06/25/2026 | Press release | Distributed by Public on 06/25/2026 13:28
Yesterday, a federal district court issued a ruling denying a Voting Rights Act (VRA) challenge brought by Black voters and community organizations in DeSoto County, Mississippi. The case, Harris v. DeSoto County, used Section 2 of the VRA to challenge the county's discriminatory redistricting plan used to elect members of the Board of Supervisors and four other elected bodies in DeSoto County.
In 2022, the DeSoto County Board of Supervisors adopted a redistricting map that created five white-majority voting districts, splitting the majority-Black city of Horn Lake nearly in half. Not a single Black person has been elected in one of those districts in the past 20 years, despite the fact the Black population of DeSoto County has grown from less than 12% to over 36% since the 2000 Census.
The ruling was directly influenced by the U.S. Supreme Court's decision in Louisiana v. Callais, which drastically rewrote the standards for proving a case of racial vote dilution under Section 2 of the VRA.
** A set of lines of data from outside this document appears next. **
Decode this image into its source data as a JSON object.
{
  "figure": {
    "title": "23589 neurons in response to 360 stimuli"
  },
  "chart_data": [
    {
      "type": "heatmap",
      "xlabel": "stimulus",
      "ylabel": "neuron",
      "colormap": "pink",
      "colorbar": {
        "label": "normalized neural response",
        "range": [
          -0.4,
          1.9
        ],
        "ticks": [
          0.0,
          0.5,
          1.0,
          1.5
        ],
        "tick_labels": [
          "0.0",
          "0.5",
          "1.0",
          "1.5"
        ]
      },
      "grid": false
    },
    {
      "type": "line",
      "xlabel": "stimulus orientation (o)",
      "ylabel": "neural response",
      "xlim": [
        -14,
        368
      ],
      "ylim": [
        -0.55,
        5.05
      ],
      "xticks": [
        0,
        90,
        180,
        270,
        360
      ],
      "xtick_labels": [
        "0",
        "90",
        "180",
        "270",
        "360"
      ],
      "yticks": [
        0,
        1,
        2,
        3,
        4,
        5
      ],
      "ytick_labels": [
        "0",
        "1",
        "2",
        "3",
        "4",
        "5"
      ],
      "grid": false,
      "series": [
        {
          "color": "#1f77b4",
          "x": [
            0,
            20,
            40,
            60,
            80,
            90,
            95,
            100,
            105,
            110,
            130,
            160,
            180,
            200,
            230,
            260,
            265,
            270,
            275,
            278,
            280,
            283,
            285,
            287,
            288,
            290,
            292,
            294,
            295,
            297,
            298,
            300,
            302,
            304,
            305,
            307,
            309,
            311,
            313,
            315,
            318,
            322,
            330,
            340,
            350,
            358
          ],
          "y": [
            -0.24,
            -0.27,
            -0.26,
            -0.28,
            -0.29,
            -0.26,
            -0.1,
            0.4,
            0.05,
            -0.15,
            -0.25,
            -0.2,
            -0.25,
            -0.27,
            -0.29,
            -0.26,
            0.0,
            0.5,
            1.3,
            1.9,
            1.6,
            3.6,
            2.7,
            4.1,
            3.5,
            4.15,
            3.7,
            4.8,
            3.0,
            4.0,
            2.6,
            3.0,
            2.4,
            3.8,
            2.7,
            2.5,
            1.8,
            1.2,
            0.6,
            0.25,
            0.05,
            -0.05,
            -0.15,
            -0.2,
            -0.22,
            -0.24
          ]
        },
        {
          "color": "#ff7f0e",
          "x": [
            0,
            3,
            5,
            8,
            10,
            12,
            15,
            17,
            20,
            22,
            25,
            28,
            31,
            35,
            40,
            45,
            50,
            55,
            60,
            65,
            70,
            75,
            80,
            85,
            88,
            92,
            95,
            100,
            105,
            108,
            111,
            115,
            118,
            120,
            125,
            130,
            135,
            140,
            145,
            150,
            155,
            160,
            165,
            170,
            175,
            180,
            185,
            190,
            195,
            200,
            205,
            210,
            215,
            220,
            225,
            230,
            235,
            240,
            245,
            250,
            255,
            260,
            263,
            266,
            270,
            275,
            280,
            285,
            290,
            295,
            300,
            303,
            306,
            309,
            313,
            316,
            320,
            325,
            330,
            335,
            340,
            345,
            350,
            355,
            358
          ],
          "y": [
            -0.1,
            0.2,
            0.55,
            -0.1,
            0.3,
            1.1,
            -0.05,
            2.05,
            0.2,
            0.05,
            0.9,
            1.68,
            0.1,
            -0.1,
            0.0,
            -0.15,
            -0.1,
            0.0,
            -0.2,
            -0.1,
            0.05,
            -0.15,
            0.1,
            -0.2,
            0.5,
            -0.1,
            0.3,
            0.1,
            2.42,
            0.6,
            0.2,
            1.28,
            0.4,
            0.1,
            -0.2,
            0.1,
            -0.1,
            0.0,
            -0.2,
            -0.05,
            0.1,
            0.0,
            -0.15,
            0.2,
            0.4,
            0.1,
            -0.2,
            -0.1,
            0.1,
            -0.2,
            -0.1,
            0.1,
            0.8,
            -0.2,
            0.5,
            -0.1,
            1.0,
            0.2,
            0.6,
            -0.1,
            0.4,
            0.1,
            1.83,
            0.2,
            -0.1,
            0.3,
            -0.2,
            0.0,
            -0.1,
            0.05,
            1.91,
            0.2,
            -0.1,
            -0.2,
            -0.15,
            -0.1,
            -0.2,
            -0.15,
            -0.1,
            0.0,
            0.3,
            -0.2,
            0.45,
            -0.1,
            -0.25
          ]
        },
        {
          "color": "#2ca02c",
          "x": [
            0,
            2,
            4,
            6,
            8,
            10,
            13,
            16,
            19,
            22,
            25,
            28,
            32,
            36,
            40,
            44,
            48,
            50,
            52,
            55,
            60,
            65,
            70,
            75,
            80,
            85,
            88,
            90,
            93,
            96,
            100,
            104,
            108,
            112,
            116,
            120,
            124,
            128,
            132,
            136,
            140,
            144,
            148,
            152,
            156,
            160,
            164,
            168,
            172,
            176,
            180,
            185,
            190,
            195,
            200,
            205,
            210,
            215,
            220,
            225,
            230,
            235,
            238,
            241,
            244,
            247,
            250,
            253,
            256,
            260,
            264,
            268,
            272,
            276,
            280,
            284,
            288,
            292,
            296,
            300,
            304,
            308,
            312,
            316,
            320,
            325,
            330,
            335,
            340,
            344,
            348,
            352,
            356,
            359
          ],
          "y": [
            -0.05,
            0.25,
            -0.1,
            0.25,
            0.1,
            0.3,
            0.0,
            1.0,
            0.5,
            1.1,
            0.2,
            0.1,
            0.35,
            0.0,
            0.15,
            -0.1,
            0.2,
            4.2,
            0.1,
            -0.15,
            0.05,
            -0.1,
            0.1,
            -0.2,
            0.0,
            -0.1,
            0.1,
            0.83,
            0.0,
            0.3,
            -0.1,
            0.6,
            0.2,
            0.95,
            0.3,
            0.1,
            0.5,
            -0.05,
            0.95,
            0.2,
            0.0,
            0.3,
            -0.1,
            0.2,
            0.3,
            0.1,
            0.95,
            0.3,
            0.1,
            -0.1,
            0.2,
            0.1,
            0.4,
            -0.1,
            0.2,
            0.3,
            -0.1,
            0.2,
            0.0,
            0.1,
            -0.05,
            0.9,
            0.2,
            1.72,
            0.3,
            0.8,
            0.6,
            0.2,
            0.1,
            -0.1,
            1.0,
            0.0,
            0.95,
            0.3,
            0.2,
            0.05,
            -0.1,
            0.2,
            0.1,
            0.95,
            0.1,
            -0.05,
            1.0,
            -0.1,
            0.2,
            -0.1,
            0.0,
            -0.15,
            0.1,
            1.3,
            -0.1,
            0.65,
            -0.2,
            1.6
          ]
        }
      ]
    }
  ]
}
The case was brought by two DeSoto County voters, the DeSoto County NAACP, and Delta Sigma Theta Sorority, Inc. They are represented by the Legal Defense Fund, Election Law Clinic at Harvard Law School, ACLU of Mississippi, and voting rights attorney Amir Badat.
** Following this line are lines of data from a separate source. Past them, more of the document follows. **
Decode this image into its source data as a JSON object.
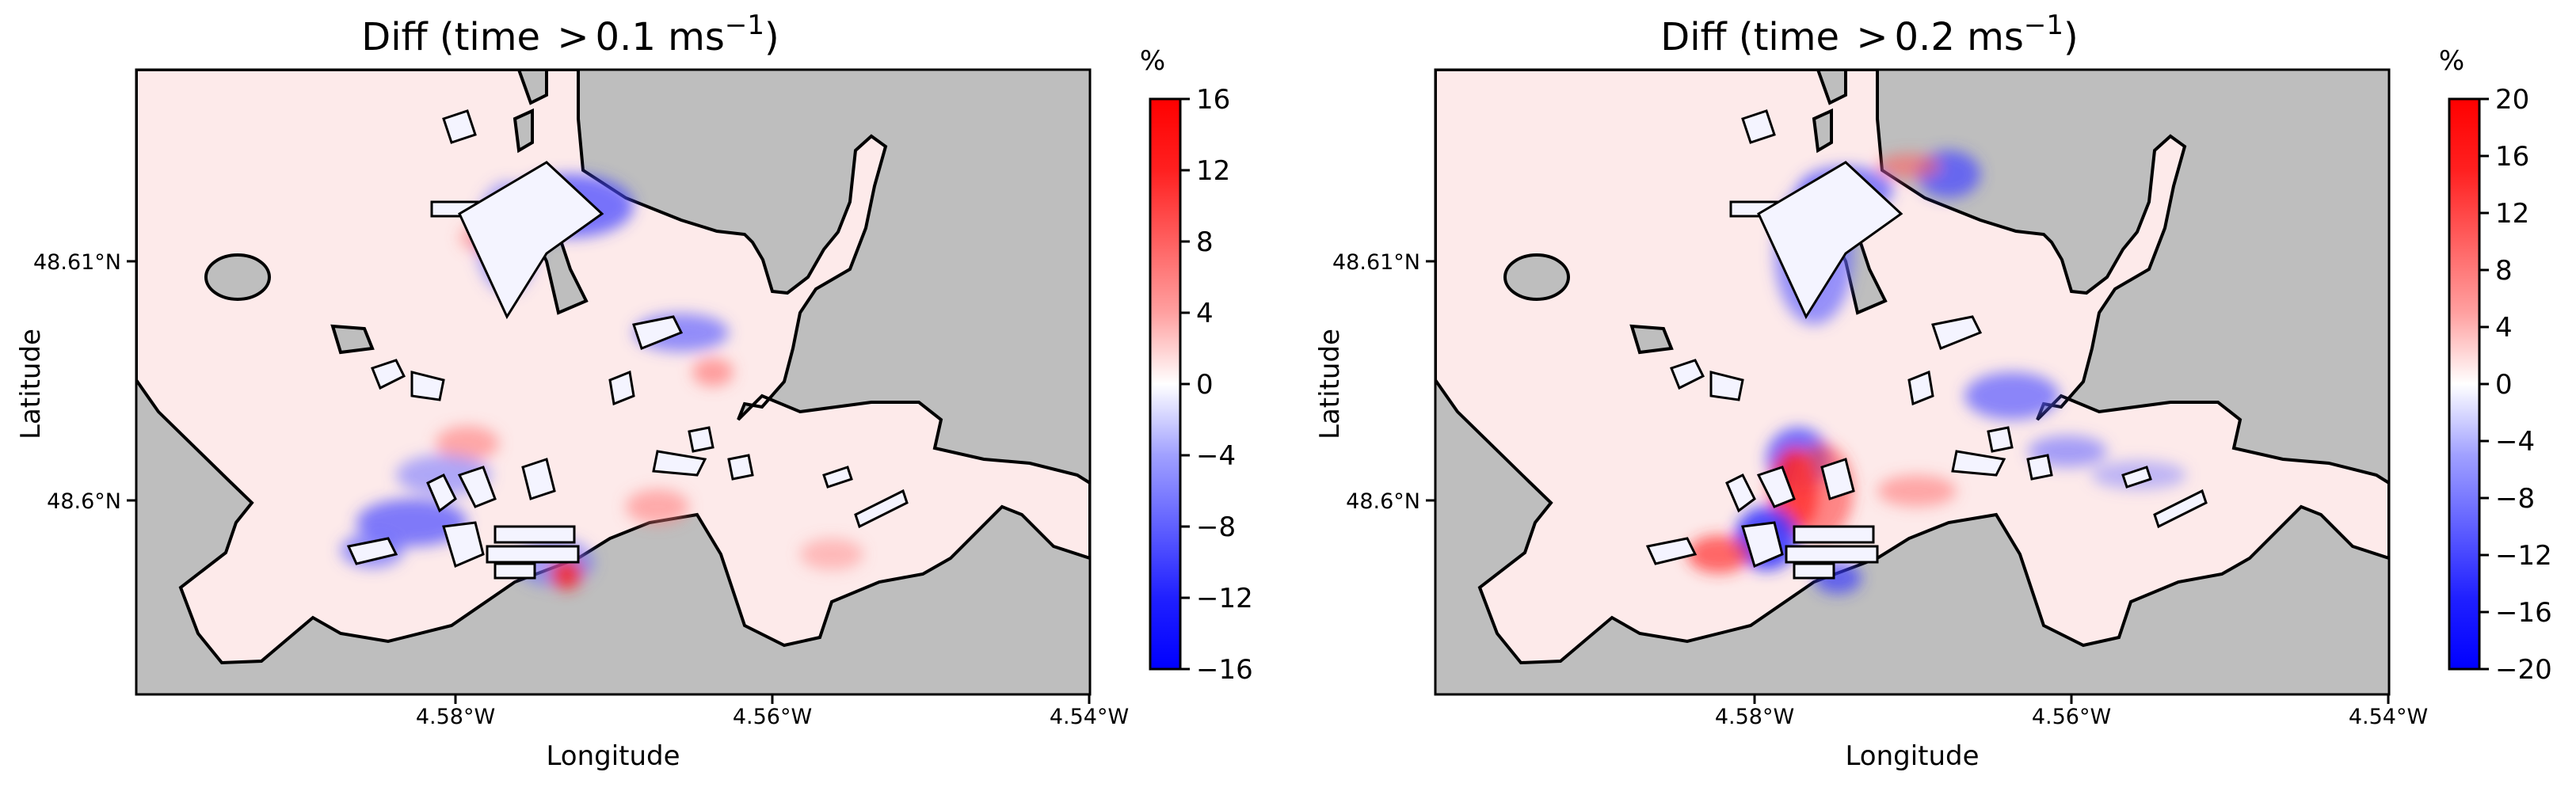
{
  "chart_data": [
    {
      "type": "heatmap",
      "title_main": "Diff (time ",
      "title_gt": ">",
      "title_value": "0.1 ms",
      "title_sup": "−1",
      "title_close": ")",
      "xlabel": "Longitude",
      "ylabel": "Latitude",
      "x_ticks": [
        "4.58°W",
        "4.56°W",
        "4.54°W"
      ],
      "y_ticks": [
        "48.61°N",
        "48.6°N"
      ],
      "colorbar": {
        "label": "%",
        "ticks": [
          "16",
          "12",
          "8",
          "4",
          "0",
          "−4",
          "−8",
          "−12",
          "−16"
        ],
        "range": [
          -16,
          16
        ],
        "cmap": "bwr"
      },
      "colors": {
        "land": "#bebebe",
        "positive": "#ff0000",
        "negative": "#0000ff",
        "neutral": "#ffffff"
      }
    },
    {
      "type": "heatmap",
      "title_main": "Diff (time ",
      "title_gt": ">",
      "title_value": "0.2 ms",
      "title_sup": "−1",
      "title_close": ")",
      "xlabel": "Longitude",
      "ylabel": "Latitude",
      "x_ticks": [
        "4.58°W",
        "4.56°W",
        "4.54°W"
      ],
      "y_ticks": [
        "48.61°N",
        "48.6°N"
      ],
      "colorbar": {
        "label": "%",
        "ticks": [
          "20",
          "16",
          "12",
          "8",
          "4",
          "0",
          "−4",
          "−8",
          "−12",
          "−16",
          "−20"
        ],
        "range": [
          -20,
          20
        ],
        "cmap": "bwr"
      },
      "colors": {
        "land": "#bebebe",
        "positive": "#ff0000",
        "negative": "#0000ff",
        "neutral": "#ffffff"
      }
    }
  ]
}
In response to the ruling, counsel and plaintiffs issued the following statement:
"The court's decision drew upon testimony from 36 witnesses, 12 days of trial, and over 300 exhibits, yet was delivered in only 16 pages. It is shameful that one Supreme Court case will be used as a means for courts to avoid grappling with the devastating evidence of racially discriminatory redistricting plans. And it is repugnant that a record of discrimination in county government as voluminous as the one presented in this case can be largely ignored because of these new, artificial barriers to relief created by Callais.
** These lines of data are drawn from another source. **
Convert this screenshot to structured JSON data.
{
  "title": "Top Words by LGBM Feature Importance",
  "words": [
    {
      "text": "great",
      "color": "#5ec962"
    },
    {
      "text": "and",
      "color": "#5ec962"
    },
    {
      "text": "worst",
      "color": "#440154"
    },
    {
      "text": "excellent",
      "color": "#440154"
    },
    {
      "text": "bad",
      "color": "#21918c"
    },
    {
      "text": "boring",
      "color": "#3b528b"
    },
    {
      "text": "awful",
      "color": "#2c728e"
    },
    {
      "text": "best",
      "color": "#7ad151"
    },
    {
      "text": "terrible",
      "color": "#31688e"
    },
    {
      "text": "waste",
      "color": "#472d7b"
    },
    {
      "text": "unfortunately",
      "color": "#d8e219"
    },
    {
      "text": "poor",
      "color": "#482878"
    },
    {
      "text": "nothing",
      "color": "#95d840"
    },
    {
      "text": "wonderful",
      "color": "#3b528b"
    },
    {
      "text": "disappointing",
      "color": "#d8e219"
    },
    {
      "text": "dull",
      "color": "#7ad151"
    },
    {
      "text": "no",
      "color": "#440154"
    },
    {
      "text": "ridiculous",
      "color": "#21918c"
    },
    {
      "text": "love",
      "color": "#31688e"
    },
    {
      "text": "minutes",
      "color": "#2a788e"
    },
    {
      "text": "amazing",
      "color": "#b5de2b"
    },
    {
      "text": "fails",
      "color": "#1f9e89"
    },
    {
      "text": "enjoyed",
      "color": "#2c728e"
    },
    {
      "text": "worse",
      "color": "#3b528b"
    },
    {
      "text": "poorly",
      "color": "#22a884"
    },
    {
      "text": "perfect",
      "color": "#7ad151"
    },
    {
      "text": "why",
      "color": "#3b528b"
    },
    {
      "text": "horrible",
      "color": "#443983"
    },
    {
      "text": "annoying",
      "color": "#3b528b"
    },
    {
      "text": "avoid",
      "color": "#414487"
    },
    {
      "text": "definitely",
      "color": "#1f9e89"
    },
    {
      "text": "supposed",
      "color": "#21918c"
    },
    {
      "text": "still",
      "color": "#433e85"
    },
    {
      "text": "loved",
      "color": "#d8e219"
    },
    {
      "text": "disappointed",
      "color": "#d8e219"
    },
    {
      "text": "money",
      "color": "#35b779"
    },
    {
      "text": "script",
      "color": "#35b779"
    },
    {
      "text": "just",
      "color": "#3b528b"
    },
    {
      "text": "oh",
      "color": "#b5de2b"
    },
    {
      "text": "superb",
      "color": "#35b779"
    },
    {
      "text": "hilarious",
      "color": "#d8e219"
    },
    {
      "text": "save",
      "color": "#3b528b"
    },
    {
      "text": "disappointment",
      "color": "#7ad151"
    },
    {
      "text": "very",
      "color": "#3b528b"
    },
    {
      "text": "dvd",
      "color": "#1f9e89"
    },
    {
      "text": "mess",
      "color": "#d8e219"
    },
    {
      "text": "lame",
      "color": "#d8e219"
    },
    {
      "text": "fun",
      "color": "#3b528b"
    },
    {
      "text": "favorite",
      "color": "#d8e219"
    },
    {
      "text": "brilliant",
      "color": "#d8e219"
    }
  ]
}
"We brought this case because the denial of full and equal voting rights has caused irreparable harm to Black DeSoto citizens who have suffered from wide disparities in county employment rates, school resource distribution, health care outcomes, and economic opportunity.
"This case is about power, voice, and fairness. Black residents showed up, organized, and asked for fair representation during the redistricting process, but their calls were ignored. The decision unfortunately allows that injustice to stand. But the Black community will continue to demand fair maps, equal representation, and accountable governance."